お話の後は、座っているお母さんたちに食品・食材のカードを配り、それがアレルギーのある子が食べられるか食べられないかを当てるクイズをしました。
出されたカードは、
「しょうゆ」「ハム」「味付け海苔」「焼きそばの麺」「素うどん」「納豆」「ごはん」「目玉焼き」
「かまぼこ」「味噌」「食パン」「ゼリー」「ハンバーグ」「スパゲッティ」「めざし」「肉じゃが」
などの、普段私たちが口にするものばかりです。
カードを一枚ずつ配り、食べられるグループと食べられないグループに分かれてもらいました。そして答え合わせをしていくと、思った以上にアレルゲンや添加物の含まれている食材が多いことを知らされました。
「醤油」や「味噌」は小麦が入っているものがあるので、原材料を確認する必要があります。
「食パン」も小麦や牛乳が入ってます。
最近は米粉を使用した食パンも増えてますが、パンやさんでは作る際に「小麦グルテン」を入れるところがあるそうなので、買う時に確認してもらったらいいということです。
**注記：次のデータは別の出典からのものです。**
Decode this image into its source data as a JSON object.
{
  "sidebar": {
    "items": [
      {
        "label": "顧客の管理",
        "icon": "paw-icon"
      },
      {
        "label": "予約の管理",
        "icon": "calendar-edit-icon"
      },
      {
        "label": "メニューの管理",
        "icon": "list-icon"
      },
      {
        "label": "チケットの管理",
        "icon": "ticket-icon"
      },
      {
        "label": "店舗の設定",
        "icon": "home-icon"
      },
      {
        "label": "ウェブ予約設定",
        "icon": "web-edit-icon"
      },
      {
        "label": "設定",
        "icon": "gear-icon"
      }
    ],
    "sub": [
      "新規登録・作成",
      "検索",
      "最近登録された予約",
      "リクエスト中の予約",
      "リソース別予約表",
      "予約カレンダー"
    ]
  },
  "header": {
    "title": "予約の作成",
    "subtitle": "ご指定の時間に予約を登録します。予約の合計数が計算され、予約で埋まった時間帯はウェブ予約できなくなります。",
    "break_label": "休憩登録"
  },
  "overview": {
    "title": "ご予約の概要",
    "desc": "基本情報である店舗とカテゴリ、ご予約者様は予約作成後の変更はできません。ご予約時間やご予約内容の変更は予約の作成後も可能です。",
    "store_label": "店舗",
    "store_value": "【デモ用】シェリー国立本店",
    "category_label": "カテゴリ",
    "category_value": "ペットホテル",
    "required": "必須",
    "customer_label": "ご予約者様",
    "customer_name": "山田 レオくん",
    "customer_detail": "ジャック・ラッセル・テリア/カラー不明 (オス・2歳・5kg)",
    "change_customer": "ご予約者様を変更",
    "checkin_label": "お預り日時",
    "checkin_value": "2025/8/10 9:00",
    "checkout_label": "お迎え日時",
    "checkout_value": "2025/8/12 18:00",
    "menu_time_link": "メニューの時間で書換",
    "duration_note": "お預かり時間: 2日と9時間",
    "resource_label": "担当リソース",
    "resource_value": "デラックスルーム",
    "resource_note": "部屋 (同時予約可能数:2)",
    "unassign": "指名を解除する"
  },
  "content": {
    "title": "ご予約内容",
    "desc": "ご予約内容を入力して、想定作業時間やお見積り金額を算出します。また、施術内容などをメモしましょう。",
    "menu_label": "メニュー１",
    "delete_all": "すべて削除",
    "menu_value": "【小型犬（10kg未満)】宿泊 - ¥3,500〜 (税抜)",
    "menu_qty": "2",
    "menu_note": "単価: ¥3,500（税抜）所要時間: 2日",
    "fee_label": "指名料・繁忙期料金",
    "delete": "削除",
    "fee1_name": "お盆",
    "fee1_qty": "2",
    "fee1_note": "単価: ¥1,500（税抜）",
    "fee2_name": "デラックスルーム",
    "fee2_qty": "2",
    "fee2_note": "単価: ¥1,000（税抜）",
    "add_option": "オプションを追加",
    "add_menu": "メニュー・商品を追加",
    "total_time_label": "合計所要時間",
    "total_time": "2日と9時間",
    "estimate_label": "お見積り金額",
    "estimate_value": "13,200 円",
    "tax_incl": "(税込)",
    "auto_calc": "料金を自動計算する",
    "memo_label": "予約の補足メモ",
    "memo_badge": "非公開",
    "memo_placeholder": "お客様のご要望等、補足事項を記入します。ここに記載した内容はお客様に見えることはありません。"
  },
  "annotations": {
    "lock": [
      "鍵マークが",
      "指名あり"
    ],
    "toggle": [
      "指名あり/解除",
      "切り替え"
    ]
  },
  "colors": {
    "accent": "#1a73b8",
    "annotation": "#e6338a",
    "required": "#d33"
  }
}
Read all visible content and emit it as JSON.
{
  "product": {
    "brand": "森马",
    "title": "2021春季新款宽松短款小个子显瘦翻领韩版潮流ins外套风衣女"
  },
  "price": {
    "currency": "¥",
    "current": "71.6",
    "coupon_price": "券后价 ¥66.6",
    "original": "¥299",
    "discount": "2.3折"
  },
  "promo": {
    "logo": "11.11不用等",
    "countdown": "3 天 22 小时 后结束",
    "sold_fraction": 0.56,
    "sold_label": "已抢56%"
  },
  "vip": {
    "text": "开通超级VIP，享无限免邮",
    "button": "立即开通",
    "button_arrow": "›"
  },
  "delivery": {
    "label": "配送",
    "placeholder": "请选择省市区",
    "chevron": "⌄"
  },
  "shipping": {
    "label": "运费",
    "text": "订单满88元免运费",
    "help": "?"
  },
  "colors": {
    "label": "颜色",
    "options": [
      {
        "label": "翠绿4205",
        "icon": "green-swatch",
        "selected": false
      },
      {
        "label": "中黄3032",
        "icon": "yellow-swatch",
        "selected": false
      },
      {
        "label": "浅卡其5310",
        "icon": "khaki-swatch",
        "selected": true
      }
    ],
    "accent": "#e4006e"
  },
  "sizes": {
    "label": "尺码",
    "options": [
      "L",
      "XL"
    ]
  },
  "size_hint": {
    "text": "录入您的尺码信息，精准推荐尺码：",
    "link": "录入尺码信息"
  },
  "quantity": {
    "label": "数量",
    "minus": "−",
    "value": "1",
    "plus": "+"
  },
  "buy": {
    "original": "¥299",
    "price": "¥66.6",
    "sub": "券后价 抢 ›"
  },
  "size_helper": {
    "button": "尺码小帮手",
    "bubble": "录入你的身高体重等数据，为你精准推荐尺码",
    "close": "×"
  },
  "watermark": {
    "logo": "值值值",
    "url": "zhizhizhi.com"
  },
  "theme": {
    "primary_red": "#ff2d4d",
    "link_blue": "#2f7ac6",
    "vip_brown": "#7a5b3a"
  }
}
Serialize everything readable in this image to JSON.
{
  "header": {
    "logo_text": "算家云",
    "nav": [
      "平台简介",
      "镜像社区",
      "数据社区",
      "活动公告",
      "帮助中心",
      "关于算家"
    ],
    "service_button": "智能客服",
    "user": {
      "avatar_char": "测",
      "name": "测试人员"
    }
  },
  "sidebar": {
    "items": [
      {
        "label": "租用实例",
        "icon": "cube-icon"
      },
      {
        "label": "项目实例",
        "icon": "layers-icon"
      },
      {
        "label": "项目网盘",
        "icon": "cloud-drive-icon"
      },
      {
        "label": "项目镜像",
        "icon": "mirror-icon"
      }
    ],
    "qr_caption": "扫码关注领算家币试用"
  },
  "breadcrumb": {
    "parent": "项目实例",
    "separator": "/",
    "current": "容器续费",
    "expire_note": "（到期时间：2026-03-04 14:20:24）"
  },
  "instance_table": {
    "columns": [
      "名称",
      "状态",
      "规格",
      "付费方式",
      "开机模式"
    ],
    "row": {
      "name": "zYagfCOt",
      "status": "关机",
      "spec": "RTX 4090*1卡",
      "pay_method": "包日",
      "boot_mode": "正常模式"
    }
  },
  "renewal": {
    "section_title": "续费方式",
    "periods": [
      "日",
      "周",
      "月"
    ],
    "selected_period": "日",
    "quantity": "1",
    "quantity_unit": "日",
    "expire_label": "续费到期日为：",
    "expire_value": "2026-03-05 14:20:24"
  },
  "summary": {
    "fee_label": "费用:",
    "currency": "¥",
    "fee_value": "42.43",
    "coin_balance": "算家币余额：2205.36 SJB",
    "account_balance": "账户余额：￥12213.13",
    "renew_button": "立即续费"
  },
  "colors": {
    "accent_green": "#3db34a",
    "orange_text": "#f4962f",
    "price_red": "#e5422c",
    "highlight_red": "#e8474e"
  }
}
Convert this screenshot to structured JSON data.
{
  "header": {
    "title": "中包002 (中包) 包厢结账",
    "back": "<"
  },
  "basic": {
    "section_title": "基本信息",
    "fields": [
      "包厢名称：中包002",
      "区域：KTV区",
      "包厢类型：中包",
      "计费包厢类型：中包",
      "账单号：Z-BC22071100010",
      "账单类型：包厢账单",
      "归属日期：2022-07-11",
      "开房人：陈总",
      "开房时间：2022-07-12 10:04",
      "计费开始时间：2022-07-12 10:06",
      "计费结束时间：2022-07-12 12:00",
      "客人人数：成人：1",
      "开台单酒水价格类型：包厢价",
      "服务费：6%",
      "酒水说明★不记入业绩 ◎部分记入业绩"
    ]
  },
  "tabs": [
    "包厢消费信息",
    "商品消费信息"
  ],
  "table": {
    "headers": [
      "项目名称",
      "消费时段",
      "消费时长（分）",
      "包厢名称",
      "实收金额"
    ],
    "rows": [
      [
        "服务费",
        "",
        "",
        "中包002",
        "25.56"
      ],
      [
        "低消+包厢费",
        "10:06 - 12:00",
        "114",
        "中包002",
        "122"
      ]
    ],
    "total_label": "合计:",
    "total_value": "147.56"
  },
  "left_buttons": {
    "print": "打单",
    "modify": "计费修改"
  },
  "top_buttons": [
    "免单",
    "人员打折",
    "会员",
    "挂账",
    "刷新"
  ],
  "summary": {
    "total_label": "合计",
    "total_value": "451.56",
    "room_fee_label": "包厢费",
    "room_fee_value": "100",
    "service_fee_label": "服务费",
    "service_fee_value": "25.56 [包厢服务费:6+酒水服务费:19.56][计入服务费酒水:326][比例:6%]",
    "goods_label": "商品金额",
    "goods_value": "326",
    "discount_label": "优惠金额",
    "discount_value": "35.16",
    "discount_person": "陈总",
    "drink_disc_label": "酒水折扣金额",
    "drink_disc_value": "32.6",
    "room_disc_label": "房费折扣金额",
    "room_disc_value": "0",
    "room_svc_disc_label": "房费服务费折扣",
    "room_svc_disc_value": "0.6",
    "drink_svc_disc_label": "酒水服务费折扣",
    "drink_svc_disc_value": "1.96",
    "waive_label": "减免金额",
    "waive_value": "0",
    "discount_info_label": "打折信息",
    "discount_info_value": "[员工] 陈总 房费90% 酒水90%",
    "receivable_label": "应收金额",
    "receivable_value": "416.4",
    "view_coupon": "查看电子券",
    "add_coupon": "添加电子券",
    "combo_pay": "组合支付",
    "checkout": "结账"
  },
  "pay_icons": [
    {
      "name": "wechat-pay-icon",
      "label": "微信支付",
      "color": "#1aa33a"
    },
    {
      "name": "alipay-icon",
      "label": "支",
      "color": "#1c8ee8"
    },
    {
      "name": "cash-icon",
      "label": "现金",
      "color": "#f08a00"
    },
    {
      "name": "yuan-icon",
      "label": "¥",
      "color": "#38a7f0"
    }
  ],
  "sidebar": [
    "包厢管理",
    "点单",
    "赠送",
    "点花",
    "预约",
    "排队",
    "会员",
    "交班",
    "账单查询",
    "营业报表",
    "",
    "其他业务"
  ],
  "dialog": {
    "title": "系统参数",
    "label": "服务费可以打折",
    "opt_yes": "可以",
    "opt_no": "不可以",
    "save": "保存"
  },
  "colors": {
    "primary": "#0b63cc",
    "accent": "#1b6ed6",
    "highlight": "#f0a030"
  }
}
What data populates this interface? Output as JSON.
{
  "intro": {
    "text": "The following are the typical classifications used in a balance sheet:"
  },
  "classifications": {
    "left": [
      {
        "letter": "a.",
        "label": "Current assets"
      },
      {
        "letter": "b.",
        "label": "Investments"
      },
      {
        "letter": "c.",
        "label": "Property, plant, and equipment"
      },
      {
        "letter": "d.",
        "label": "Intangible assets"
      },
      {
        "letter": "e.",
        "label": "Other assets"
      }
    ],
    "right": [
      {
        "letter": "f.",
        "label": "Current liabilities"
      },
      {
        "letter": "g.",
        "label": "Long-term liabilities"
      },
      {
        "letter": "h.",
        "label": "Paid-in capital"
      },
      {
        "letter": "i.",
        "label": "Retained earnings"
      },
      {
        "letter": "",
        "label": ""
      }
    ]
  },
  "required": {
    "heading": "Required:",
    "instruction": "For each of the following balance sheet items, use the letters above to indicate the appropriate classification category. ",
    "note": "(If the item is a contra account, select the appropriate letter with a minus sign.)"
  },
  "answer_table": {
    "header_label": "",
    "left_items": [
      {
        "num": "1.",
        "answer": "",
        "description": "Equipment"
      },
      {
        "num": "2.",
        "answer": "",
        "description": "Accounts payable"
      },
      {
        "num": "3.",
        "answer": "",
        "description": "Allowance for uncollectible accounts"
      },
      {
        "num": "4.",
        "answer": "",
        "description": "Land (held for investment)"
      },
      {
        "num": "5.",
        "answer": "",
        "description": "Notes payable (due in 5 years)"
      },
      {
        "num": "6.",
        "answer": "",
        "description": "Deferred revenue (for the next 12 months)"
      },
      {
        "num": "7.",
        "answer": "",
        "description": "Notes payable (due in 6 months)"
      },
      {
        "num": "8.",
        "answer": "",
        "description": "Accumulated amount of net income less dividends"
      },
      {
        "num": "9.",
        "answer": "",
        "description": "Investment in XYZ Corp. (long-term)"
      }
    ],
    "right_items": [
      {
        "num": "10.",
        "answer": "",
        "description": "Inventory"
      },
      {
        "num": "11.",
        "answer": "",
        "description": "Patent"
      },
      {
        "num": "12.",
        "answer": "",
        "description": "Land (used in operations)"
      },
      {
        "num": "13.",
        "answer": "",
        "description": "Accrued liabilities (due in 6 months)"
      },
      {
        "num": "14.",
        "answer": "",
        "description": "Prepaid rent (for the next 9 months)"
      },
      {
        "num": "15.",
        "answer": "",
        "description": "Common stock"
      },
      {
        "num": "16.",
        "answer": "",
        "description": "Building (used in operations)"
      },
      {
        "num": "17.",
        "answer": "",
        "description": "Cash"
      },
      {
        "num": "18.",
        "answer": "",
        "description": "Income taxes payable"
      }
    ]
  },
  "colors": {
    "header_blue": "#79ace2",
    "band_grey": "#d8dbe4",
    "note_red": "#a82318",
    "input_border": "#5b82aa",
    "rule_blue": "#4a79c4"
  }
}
「ゼリー」は何からできているか?ゼラチンです。では、そのゼラチンは何からできているか?ということまでは、あまり考えませんが、ゼラチンは牛の骨髄などから作られるそうなので、牛乳アレルギーのきつい人には反応が出るそうです。
「ハム」は一般的なものは大抵「発色剤」というものが添加物で使われているので、肉の色が鮮やかになっているということです。
「肉じゃが」は、食材そのものは問題なくても使用する調味料にアレルゲンが含まれている場合があるので、調味料が何からできているものかを知って使わなければいません。
など、それぞれの材料について丁寧な解説をしていだだきました。
食べられるもの食べられないものがあるからこそ意識して原材料の表示を確認し、何が入っているのかを知ろうとします。
そして調理の際も調味料から選んで使わなければいけないので、自然に無添加で手作りの料理を子どもに作ります。
確かに大変ですが、そういうことの積み重ねを経て知識を身につけ、調理方法についても考え工夫していく中で、お母さんたちは賢くなり、子どもたちは「ほんまもんの味」で育てられていきます。
小谷さん自身の体験をふまえたお話を、参加されたお母さんたちはうなずきながら聞き入っていました。
その後質問なども受け付けて食育のお話は終了しました。
最後に味噌汁の答え合わせをしました。
正解は①いりこだし ②粉末だし ③かつおだし でした。
10名くらいのお母さんが全問正解でしたが、景品のほういれん草の数が少し足りなかったので、もう一問クイズが出題されました。
「カボチャの旬は春・夏・秋・冬のいつでしょうか?」という問題で、答えは「夏」でした。
「野菜は旬に一番栄養が豊富で、病気や虫にも強い」そうです。
最後まで勉強になりました。
今日のお話で、アレルギーのあるなしにかかわらず食事がどれだけ大切なもので、一つ一つの食材を丁寧に見て選び、調理に工夫をすることで豊かな生活につなげられるということを教えていただきました。